Kekurangan dana ini menimbulkan kekhawatiran terhadap efektivitas pengawasan PSU di seluruh Indonesia. Bagja menekankan bahwa pengawasan yang optimal membutuhkan sumber daya memadai untuk memastikan proses PSU berlangsung jujur, adil, dan transparan. Defisit anggaran ini berpotensi menghambat operasional pengawasan, termasuk perekrutan dan pelatihan pengawas ad hoc, serta pengadaan logistik dan operasional lainnya.

Situasi ini diperparah dengan kondisi di Papua. Anggaran Bawaslu Papua untuk PSU Pilgub hanya disetujui sebesar Rp 42.671.400.000 oleh Pemerintah Provinsi Papua, jauh di bawah usulan awal sebesar Rp 150.975.875.000. Surat Gubernur Papua Nomor 900.1.9/2063/SET tertanggal 6 Maret 2025, mengkonfirmasi pengurangan anggaran yang signifikan ini. Akibatnya, anggaran tersebut hanya cukup untuk membiayai honorarium Panwaslu ad hoc dan Sentra Gakkumdu selama tiga bulan, padahal proses PSU Pilgub Papua membutuhkan pengawasan selama enam bulan (180 hari) sesuai putusan Mahkamah Konstitusi.

Minimnya anggaran ini berpotensi mengganggu pelaksanaan pengawasan PSU di Papua. Bawaslu Papua menghadapi tantangan besar dalam memenuhi kebutuhan pengawasan selama periode yang lebih panjang. Kekurangan dana ini dapat berdampak pada kualitas pengawasan dan berpotensi menimbulkan celah-celah yang dapat dimanfaatkan untuk melakukan kecurangan. Hal ini memerlukan perhatian serius dari pemerintah pusat dan pemerintah daerah untuk segera mencari solusi atas defisit anggaran tersebut.

Bawaslu berharap DPR dan Pemerintah dapat segera mengambil langkah-langkah konkret untuk mengatasi defisit anggaran ini. Tanpa tambahan anggaran yang cukup, pengawasan PSU Pilkada di seluruh Indonesia, termasuk Papua, berisiko tidak berjalan optimal dan dapat menggoyahkan kepercayaan publik terhadap proses demokrasi.
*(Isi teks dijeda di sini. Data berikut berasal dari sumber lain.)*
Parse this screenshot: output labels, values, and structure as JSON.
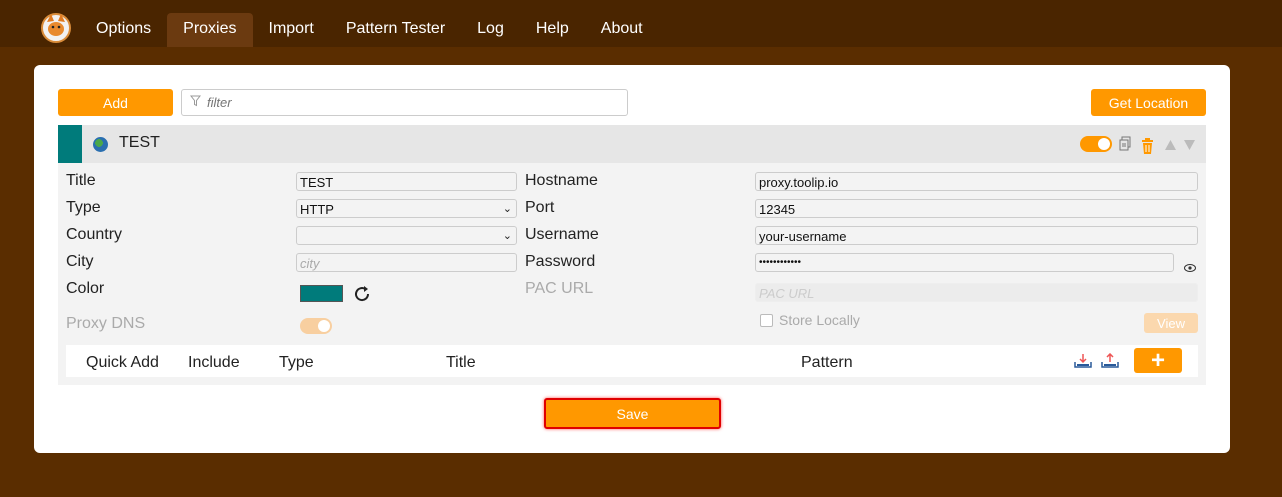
{
  "nav": {
    "tabs": [
      {
        "label": "Options"
      },
      {
        "label": "Proxies"
      },
      {
        "label": "Import"
      },
      {
        "label": "Pattern Tester"
      },
      {
        "label": "Log"
      },
      {
        "label": "Help"
      },
      {
        "label": "About"
      }
    ],
    "active_tab": "Proxies"
  },
  "toolbar": {
    "add_label": "Add",
    "filter_placeholder": "filter",
    "get_location_label": "Get Location"
  },
  "proxy": {
    "header_title": "TEST",
    "color": "#007b7b",
    "enabled": true,
    "fields": {
      "title_label": "Title",
      "title_value": "TEST",
      "type_label": "Type",
      "type_value": "HTTP",
      "country_label": "Country",
      "country_value": "",
      "city_label": "City",
      "city_placeholder": "city",
      "color_label": "Color",
      "proxy_dns_label": "Proxy DNS",
      "hostname_label": "Hostname",
      "hostname_value": "proxy.toolip.io",
      "port_label": "Port",
      "port_value": "12345",
      "username_label": "Username",
      "username_value": "your-username",
      "password_label": "Password",
      "password_value": "••••••••••••",
      "pac_url_label": "PAC URL",
      "pac_url_placeholder": "PAC URL",
      "store_locally_label": "Store Locally",
      "view_label": "View"
    },
    "patterns_header": {
      "quick_add": "Quick Add",
      "include": "Include",
      "type": "Type",
      "title": "Title",
      "pattern": "Pattern",
      "add_label": "+"
    }
  },
  "footer": {
    "save_label": "Save"
  },
  "colors": {
    "accent": "#ff9800",
    "brand_bg": "#5a2d00",
    "proxy_color": "#007b7b",
    "save_outline": "#e00000"
  }
}
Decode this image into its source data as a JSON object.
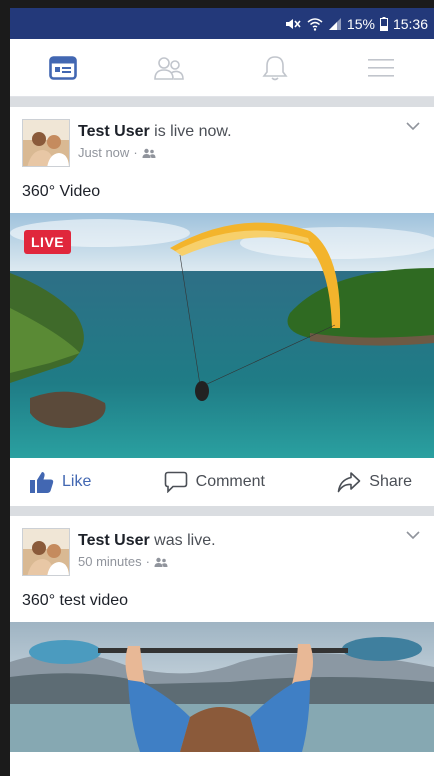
{
  "status_bar": {
    "battery": "15%",
    "time": "15:36"
  },
  "nav": {
    "tabs": [
      {
        "name": "news-feed",
        "icon": "news-feed-icon",
        "active": true
      },
      {
        "name": "friends",
        "icon": "friends-icon",
        "active": false
      },
      {
        "name": "notifications",
        "icon": "bell-icon",
        "active": false
      },
      {
        "name": "menu",
        "icon": "hamburger-icon",
        "active": false
      }
    ]
  },
  "posts": [
    {
      "author": "Test User",
      "action": " is live now.",
      "time": "Just now",
      "privacy_icon": "friends-icon",
      "text": "360° Video",
      "badge": "LIVE",
      "actions": {
        "like": "Like",
        "comment": "Comment",
        "share": "Share"
      }
    },
    {
      "author": "Test User",
      "action": " was live.",
      "time": "50 minutes",
      "privacy_icon": "friends-icon",
      "text": "360° test video"
    }
  ],
  "colors": {
    "status_bar": "#23397a",
    "brand": "#4267b2",
    "live": "#e0273c",
    "separator": "#dadde1"
  }
}
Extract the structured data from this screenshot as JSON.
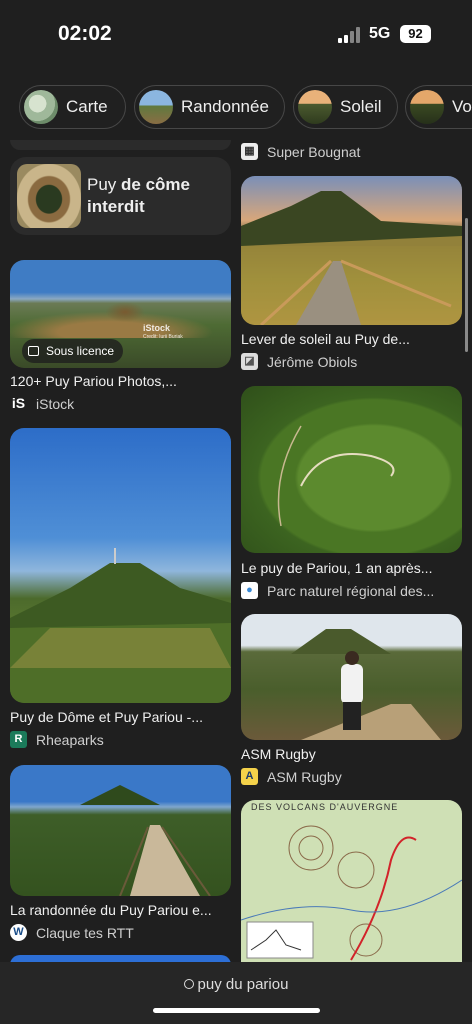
{
  "status": {
    "time": "02:02",
    "network": "5G",
    "battery": "92"
  },
  "chips": [
    {
      "label": "Carte",
      "icon": "map-thumbnail"
    },
    {
      "label": "Randonnée",
      "icon": "hike-thumbnail"
    },
    {
      "label": "Soleil",
      "icon": "sun-thumbnail"
    },
    {
      "label": "Vol",
      "icon": "volcano-thumbnail"
    }
  ],
  "left": {
    "related": {
      "prefix": "Puy ",
      "bold": "de côme interdit"
    },
    "items": [
      {
        "caption": "120+ Puy Pariou Photos,...",
        "source": "iStock",
        "badge": "Sous licence",
        "watermark": "iStock",
        "watermark_credit": "Credit: Iurii Buriak"
      },
      {
        "caption": "Puy de Dôme et Puy Pariou -...",
        "source": "Rheaparks"
      },
      {
        "caption": "La randonnée du Puy Pariou e...",
        "source": "Claque tes RTT"
      }
    ]
  },
  "right": {
    "top_source": "Super Bougnat",
    "items": [
      {
        "caption": "Lever de soleil au Puy de...",
        "source": "Jérôme Obiols"
      },
      {
        "caption": "Le puy de Pariou, 1 an après...",
        "source": "Parc naturel régional des..."
      },
      {
        "caption": "ASM Rugby",
        "source": "ASM Rugby"
      },
      {
        "map_title": "DES VOLCANS D'AUVERGNE"
      }
    ]
  },
  "search": {
    "query": "puy du pariou"
  },
  "colors": {
    "background": "#1f1f1f",
    "chip_border": "#474747",
    "card": "#2b2b2b"
  }
}
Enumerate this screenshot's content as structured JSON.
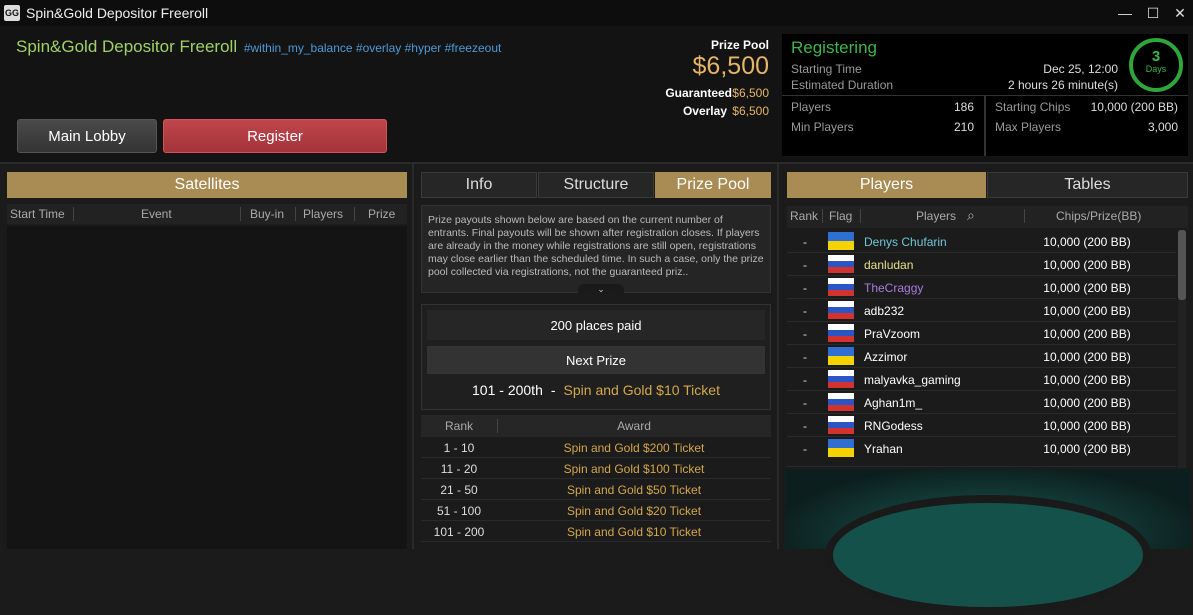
{
  "window": {
    "title": "Spin&Gold Depositor Freeroll",
    "logo_text": "GG",
    "controls": {
      "minimize": "—",
      "maximize": "☐",
      "close": "✕"
    }
  },
  "header": {
    "tournament_title": "Spin&Gold Depositor Freeroll",
    "tags": "#within_my_balance #overlay #hyper #freezeout",
    "prize_pool_label": "Prize Pool",
    "prize_pool_value": "$6,500",
    "guaranteed_label": "Guaranteed",
    "guaranteed_value": "$6,500",
    "overlay_label": "Overlay",
    "overlay_value": "$6,500",
    "main_lobby_label": "Main Lobby",
    "register_label": "Register"
  },
  "status": {
    "state": "Registering",
    "starting_time_label": "Starting Time",
    "starting_time_value": "Dec 25, 12:00",
    "duration_label": "Estimated Duration",
    "duration_value": "2 hours 26 minute(s)",
    "days_number": "3",
    "days_label": "Days",
    "players_label": "Players",
    "players_value": "186",
    "min_players_label": "Min Players",
    "min_players_value": "210",
    "starting_chips_label": "Starting Chips",
    "starting_chips_value": "10,000 (200 BB)",
    "max_players_label": "Max Players",
    "max_players_value": "3,000"
  },
  "satellites": {
    "title": "Satellites",
    "columns": [
      "Start Time",
      "Event",
      "Buy-in",
      "Players",
      "Prize"
    ]
  },
  "center": {
    "tabs": [
      "Info",
      "Structure",
      "Prize Pool"
    ],
    "active_tab": "Prize Pool",
    "notice": "Prize payouts shown below are based on the current number of entrants. Final payouts will be shown after registration closes. If players are already in the money while registrations are still open, registrations may close earlier than the scheduled time. In such a case, only the prize pool collected via registrations, not the guaranteed priz..",
    "places_paid": "200 places paid",
    "next_prize_label": "Next Prize",
    "next_prize_rank": "101 - 200th",
    "next_prize_dash": "-",
    "next_prize_award": "Spin and Gold $10 Ticket",
    "table_headers": {
      "rank": "Rank",
      "award": "Award"
    },
    "payouts": [
      {
        "rank": "1 - 10",
        "award": "Spin and Gold $200 Ticket"
      },
      {
        "rank": "11 - 20",
        "award": "Spin and Gold $100 Ticket"
      },
      {
        "rank": "21 - 50",
        "award": "Spin and Gold $50 Ticket"
      },
      {
        "rank": "51 - 100",
        "award": "Spin and Gold $20 Ticket"
      },
      {
        "rank": "101 - 200",
        "award": "Spin and Gold $10 Ticket"
      }
    ]
  },
  "players_panel": {
    "tabs": [
      "Players",
      "Tables"
    ],
    "active_tab": "Players",
    "columns": {
      "rank": "Rank",
      "flag": "Flag",
      "players": "Players",
      "chips": "Chips/Prize(BB)"
    },
    "rows": [
      {
        "rank": "-",
        "flag": "ua",
        "name": "Denys Chufarin",
        "color": "#6fc6d8",
        "chips": "10,000 (200 BB)"
      },
      {
        "rank": "-",
        "flag": "ru",
        "name": "danludan",
        "color": "#e6e08a",
        "chips": "10,000 (200 BB)"
      },
      {
        "rank": "-",
        "flag": "ru",
        "name": "TheCraggy",
        "color": "#a77ce0",
        "chips": "10,000 (200 BB)"
      },
      {
        "rank": "-",
        "flag": "ru",
        "name": "adb232",
        "color": "#ffffff",
        "chips": "10,000 (200 BB)"
      },
      {
        "rank": "-",
        "flag": "ru",
        "name": "PraVzoom",
        "color": "#ffffff",
        "chips": "10,000 (200 BB)"
      },
      {
        "rank": "-",
        "flag": "ua",
        "name": "Azzimor",
        "color": "#ffffff",
        "chips": "10,000 (200 BB)"
      },
      {
        "rank": "-",
        "flag": "ru",
        "name": "malyavka_gaming",
        "color": "#ffffff",
        "chips": "10,000 (200 BB)"
      },
      {
        "rank": "-",
        "flag": "ru",
        "name": "Aghan1m_",
        "color": "#ffffff",
        "chips": "10,000 (200 BB)"
      },
      {
        "rank": "-",
        "flag": "ru",
        "name": "RNGodess",
        "color": "#ffffff",
        "chips": "10,000 (200 BB)"
      },
      {
        "rank": "-",
        "flag": "ua",
        "name": "Yrahan",
        "color": "#ffffff",
        "chips": "10,000 (200 BB)"
      }
    ]
  },
  "colors": {
    "accent_gold": "#a98c53",
    "register_red": "#b23c42",
    "status_green": "#3fb548",
    "tag_blue": "#4d9ad6",
    "title_green": "#9fd166",
    "award_gold": "#d4a74a"
  }
}
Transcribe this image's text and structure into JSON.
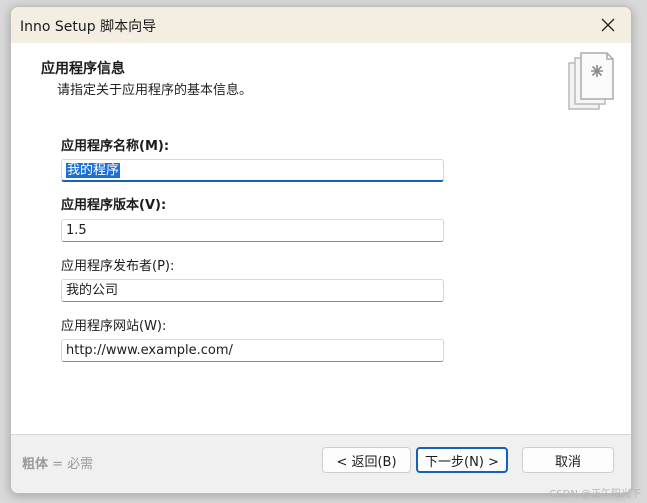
{
  "window": {
    "title": "Inno Setup 脚本向导"
  },
  "header": {
    "title": "应用程序信息",
    "subtitle": "请指定关于应用程序的基本信息。"
  },
  "fields": [
    {
      "label": "应用程序名称(M):",
      "value": "我的程序",
      "required": true
    },
    {
      "label": "应用程序版本(V):",
      "value": "1.5",
      "required": true
    },
    {
      "label": "应用程序发布者(P):",
      "value": "我的公司",
      "required": false
    },
    {
      "label": "应用程序网站(W):",
      "value": "http://www.example.com/",
      "required": false
    }
  ],
  "footer": {
    "required_bold": "粗体",
    "required_rest": " = 必需",
    "back_label": "< 返回(B)",
    "next_label": "下一步(N) >",
    "cancel_label": "取消"
  },
  "watermark": "CSDN @正午阳光下",
  "icons": {
    "close": "close-icon",
    "wizard": "document-wizard-icon"
  },
  "colors": {
    "accent": "#1560b8",
    "selection": "#1f6fd0",
    "titlebar": "#f3ede2"
  }
}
Pengawasan yang efektif dan menyeluruh sangat krusial untuk memastikan integritas dan kredibilitas hasil PSU Pilkada.

Langkah selanjutnya yang perlu dilakukan adalah melakukan evaluasi menyeluruh terhadap proses penganggaran untuk pengawasan pemilu di masa mendatang. Sistem penganggaran yang lebih transparan dan akuntabel perlu diimplementasikan untuk menghindari terjadinya defisit anggaran yang dapat menghambat tugas dan fungsi Bawaslu dalam mengawasi jalannya proses demokrasi. Hal ini penting untuk memastikan terselenggaranya Pilkada yang demokratis dan berintegritas.